Ctrl+Shift+F2 – This will clear all your bookmarks.
Alt+F2 – This will select all your bookmarks.
Just as a side note, once you create a bookmark, the line it’s on will appear in the “Goto > Bookmarks” menu. Clearing them will make them disappear from that menu.
Ctrl+P – Will pull up the Goto Anything menu. From there, you can search files in your project. If you want to just browse each file in the menu, hit the up and down arrows.
# – If you type the # symbol while the Goto Anything menu is open, you will enter fuzzy matching mode. You should see many items appear in Various rows. You can either click on one of those items or start typing any letters in the text you would like to find. If the word “dog” appeared in your code somewhere, you would simply need to type “#dg.” If you wanted to find “bird,” you would simply need to type “#bd.”
Partial File Name+# – If you have a project open and would like to search a specific file for something, you would only need to type a partial file name (until that file shows in your search bar) in the Goto Anything menu and then the # symbol.
:+Line Number – If you would like to search for a specific line number in the GotoAnything menu, simply type a “:” and then the line number and you will jump right to that line number.
Partial File Name+:+Line Number – If you’d like to take a glance at a line in a file that’s not open, in the Goto Anything menu, type the partial file name and then “:” and the line number. You would jump right to that line without opening the file.
Ctrl+Shift+P – This palette offer a list of all available commands. Accepts fuzzy matching for searches of those commands. Basically, if you would like to quickly search for a command, open this menu and start typing what you think the name of it is. Your choices will be filtered as you type and the closer you get, the clearer your choices will become.
If you’re reading this post, you’ve most likely seen the multiple selection feature of Sublime Text. If you’re like me, your mouth probably dropped open when you saw it. It’s one of those really, really neat things to be able to do.
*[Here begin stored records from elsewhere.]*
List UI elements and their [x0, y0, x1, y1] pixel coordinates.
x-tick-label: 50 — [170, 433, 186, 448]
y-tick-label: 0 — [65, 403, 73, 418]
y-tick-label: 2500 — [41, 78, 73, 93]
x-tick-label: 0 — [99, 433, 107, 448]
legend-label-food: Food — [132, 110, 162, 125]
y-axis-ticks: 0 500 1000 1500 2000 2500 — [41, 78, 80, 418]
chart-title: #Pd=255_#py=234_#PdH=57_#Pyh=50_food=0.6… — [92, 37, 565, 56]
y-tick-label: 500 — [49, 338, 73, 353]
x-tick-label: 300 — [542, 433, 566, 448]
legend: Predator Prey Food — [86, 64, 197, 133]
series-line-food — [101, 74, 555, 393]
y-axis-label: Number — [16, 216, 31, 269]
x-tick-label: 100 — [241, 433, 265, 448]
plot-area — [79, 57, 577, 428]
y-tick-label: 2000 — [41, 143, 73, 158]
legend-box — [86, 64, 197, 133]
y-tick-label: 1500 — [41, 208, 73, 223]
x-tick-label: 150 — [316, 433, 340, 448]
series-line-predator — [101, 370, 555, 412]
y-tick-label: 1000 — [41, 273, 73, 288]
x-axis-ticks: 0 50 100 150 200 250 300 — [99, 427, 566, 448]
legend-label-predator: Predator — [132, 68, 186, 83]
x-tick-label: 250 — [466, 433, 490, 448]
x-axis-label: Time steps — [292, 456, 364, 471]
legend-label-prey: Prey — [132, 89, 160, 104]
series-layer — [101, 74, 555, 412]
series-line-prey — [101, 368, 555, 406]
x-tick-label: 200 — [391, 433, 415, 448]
Ctrl – To make multiple selections with your cursor, simply place your cursor where you would like your first selection and then hold down the “Ctrl” key. Then, click each next spot you would like to select. When you are finished, you should have multiple blinking cursors.
Ctrl+Alt+Up or Down – Instead of clicking each area you’d like your additional cursor to be, you can simply click the first one again and then click the Ctrl+Alt+Up or Down keys to trail your cursor in either direction. When you’re finished, you should have the same as above – multiple blinking cursors.
Ctrl+Shift+L – If you’d like a different way to make multiple selections, you could highlight the lines you’d like to make your selections in and then split those lines. Once your lines are highlighted, click “Ctrl+Shift+L” and you’ll see your cursor blinking at the end of each line. Just hit the left arrow to move your cursors to the beginning of each line and then the space bar to the spot you’d like to make your edits. You may also click the “Alt+Left or Right Arrows” to jump by word.
That’s all I’m going to write for this post. There were actually a few more sections that I wanted to cover, but I’m beginning to realize that in order to keep the same level of detail, I’m going to have to write separate posts for each section. I”ll leave that for another day.